Aldo is not the first affordable shoe chain to look towards upping it’s “high fashion” street cred with consumers. Payless has had much success with guest-designed lines from Project Runway winner Christian Siriano and established designer Lela Rose. But Aldo’s project involves far more obscure designers, known to a much smaller group of people. Payless customers have likely heard of Siriano — the pull of reality TV is powerful — but we doubt that anyone aside from a very small circle of fashion insiders knows the work of Julian Louie, a protege of Calvin Klein designer Francisco Costa who had his first Fashion Week presentation in February of 2009.
Douglas Bensadoun, Aldo’s creative director, said in a statement, “While we enjoy being a brand for everyone, we also have the capabilities and desire to create premium product that many designers seek for their runway shows and collections. When ALDO was founded we knew that our mandate would always be to remain accessible while striving for the perfect spot on the axis of price meets quality…That being said, it’s always fun to flex our know-how and be bit more lavish by collaborating with emerging designers.”
Some of the collaborations, like Jonathan Simkhai’s (pictured at top), are available to purchase right now; as is Graeme Armour’s design, Gayner. The company is being vague about the distribution of the shoes they created with Fetherston, Tell, and Louie–a spokesperson told The High Low that “decisions about what will be produced haven’t been made yet.”

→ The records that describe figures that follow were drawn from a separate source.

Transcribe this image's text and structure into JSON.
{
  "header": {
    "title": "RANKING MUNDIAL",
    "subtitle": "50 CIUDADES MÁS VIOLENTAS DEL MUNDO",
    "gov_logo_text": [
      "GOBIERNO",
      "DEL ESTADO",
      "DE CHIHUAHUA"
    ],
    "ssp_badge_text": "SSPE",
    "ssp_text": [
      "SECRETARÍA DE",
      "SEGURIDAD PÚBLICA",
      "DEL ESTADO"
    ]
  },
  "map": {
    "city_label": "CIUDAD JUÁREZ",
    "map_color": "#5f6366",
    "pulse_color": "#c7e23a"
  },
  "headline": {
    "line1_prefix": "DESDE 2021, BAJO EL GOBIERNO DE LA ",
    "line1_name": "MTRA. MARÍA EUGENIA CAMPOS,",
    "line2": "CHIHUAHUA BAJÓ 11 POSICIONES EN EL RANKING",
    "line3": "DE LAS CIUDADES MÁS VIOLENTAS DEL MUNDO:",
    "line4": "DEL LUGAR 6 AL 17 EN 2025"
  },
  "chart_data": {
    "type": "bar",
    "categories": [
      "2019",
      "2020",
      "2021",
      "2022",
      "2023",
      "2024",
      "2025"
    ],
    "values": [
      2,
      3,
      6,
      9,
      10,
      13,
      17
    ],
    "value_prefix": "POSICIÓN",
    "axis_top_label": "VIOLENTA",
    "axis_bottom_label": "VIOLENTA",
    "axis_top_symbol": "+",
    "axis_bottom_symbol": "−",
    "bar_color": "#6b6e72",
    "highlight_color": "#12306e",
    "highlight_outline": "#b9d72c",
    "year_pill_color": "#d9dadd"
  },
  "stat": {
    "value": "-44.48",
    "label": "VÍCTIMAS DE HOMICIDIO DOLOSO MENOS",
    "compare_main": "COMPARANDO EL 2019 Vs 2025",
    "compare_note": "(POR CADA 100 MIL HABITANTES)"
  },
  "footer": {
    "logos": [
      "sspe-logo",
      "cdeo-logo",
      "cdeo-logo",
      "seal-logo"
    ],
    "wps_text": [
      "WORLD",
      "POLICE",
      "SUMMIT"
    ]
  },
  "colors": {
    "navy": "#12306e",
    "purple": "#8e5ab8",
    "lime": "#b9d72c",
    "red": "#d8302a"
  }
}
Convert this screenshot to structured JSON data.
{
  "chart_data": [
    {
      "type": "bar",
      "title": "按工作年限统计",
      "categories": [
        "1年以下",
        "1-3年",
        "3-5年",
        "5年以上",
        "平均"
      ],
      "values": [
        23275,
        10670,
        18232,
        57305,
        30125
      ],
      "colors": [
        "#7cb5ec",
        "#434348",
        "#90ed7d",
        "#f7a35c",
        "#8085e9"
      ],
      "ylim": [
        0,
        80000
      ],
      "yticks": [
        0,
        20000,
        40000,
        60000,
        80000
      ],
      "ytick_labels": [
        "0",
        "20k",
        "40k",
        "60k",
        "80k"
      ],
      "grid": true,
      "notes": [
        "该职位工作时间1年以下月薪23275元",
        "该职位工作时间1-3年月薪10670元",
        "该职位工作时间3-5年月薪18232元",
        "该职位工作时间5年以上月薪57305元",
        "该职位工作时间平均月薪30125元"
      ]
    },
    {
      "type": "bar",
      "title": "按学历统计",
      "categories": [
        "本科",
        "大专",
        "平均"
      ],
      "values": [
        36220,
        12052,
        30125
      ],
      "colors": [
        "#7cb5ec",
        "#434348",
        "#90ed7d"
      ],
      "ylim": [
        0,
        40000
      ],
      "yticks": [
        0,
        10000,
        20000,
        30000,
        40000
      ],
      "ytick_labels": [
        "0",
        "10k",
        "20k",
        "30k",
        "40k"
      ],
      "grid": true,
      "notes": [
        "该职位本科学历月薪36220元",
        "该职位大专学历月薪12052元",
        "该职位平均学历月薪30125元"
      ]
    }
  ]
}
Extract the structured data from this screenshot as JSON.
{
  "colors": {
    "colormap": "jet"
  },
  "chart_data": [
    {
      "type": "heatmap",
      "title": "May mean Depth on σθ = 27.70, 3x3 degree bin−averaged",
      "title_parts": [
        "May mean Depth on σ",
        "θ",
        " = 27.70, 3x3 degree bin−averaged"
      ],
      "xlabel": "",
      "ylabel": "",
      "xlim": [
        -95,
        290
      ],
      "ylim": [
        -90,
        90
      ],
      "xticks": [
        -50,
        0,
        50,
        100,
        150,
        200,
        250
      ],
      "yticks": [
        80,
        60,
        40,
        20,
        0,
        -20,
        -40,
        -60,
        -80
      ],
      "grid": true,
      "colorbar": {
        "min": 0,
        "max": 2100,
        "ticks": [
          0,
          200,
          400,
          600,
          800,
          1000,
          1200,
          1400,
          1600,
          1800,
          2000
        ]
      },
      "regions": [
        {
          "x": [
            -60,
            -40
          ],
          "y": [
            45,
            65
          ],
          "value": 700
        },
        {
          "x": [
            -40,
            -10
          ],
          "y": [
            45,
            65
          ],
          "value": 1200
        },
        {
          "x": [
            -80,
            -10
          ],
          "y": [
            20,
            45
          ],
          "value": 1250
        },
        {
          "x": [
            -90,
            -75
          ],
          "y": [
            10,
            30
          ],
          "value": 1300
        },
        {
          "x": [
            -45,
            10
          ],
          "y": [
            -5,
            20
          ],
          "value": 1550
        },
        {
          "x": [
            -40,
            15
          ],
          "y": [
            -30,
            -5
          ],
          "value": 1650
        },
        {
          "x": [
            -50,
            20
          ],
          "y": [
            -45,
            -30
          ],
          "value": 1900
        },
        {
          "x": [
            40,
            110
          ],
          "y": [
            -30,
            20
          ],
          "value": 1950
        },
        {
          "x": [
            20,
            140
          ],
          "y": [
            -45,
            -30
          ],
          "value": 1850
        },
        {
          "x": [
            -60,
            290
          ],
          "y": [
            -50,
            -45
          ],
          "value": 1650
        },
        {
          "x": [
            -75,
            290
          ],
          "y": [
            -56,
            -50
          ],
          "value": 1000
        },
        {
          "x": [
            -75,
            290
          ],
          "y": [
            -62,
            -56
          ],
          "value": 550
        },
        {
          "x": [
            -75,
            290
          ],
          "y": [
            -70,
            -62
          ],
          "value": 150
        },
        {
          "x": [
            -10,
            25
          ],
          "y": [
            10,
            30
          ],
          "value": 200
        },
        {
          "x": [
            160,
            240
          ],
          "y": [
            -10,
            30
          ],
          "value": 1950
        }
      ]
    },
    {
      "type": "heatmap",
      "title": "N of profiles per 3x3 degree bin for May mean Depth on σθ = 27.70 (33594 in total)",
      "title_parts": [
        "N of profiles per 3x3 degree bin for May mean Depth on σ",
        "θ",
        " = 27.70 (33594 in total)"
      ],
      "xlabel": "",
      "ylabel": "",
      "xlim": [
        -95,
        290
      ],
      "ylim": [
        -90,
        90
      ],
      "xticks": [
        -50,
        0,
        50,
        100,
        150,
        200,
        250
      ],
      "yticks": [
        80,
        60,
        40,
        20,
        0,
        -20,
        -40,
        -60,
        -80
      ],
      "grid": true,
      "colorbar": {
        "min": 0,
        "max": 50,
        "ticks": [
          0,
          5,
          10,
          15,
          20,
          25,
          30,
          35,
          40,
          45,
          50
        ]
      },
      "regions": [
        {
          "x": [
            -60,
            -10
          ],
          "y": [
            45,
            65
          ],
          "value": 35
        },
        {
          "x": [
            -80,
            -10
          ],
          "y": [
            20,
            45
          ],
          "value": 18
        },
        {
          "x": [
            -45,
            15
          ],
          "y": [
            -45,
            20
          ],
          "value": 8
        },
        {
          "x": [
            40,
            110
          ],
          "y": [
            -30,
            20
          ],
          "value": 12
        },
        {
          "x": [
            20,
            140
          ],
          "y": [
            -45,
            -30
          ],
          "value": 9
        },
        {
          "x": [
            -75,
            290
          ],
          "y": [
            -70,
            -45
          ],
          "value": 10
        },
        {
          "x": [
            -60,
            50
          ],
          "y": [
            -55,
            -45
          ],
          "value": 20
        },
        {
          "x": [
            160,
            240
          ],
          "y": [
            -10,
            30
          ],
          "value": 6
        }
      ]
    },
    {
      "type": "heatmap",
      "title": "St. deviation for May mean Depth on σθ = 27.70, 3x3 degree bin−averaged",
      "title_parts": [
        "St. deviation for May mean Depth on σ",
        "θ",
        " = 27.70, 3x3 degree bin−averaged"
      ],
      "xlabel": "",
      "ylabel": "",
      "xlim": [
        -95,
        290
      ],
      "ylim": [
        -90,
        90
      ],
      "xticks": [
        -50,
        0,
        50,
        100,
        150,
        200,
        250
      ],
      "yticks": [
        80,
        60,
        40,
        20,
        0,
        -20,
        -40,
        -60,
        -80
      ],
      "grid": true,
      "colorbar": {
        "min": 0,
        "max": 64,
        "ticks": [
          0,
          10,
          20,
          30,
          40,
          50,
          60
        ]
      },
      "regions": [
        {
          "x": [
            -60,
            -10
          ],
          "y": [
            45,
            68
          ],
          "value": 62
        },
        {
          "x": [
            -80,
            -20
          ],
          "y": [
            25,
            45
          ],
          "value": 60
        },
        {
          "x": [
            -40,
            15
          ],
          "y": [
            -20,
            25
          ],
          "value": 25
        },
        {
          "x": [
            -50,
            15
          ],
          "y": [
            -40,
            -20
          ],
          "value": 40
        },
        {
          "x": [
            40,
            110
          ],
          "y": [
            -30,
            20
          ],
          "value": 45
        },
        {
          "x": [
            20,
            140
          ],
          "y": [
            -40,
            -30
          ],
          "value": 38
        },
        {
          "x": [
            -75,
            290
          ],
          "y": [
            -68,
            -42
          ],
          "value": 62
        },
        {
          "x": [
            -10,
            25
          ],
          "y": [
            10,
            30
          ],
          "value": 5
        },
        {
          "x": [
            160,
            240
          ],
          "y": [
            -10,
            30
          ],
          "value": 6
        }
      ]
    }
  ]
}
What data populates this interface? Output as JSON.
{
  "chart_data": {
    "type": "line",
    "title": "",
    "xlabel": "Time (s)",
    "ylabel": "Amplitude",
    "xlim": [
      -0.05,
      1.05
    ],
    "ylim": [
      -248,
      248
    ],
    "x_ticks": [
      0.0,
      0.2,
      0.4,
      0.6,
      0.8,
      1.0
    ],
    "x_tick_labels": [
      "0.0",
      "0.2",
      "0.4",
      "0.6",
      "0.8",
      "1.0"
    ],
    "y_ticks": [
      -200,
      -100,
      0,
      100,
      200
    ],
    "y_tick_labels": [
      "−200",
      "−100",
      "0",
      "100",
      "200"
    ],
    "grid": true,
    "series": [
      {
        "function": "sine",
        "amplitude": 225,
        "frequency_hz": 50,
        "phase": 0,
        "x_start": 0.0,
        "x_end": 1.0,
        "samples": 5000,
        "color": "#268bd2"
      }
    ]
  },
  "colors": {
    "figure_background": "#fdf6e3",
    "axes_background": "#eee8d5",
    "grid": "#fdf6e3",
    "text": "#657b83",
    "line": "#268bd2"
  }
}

We don’t think that Aldo wants to stray too far afield from its current customer base — this small-scale collaboration project is a test of the high-fashion waters, a move that was mentioned in a recent Globe & Mail article (the efforts “to sharpen its fast-fashion advantage” are named, internally, “Project Sunshine”). Perhaps the brand is responding to the growing demands of consumers that the clothing and apparel they buy be “special” — the theory going that if consumers have less cash to spend, they are more likely to spend it on a more unique item of clothing or pair of shoes, as opposed to more generic staples.
If demand for Aldo’s “premium” line is high and customers respond, we expect to see more collaborations from Aldo, and most likely its competitors as well.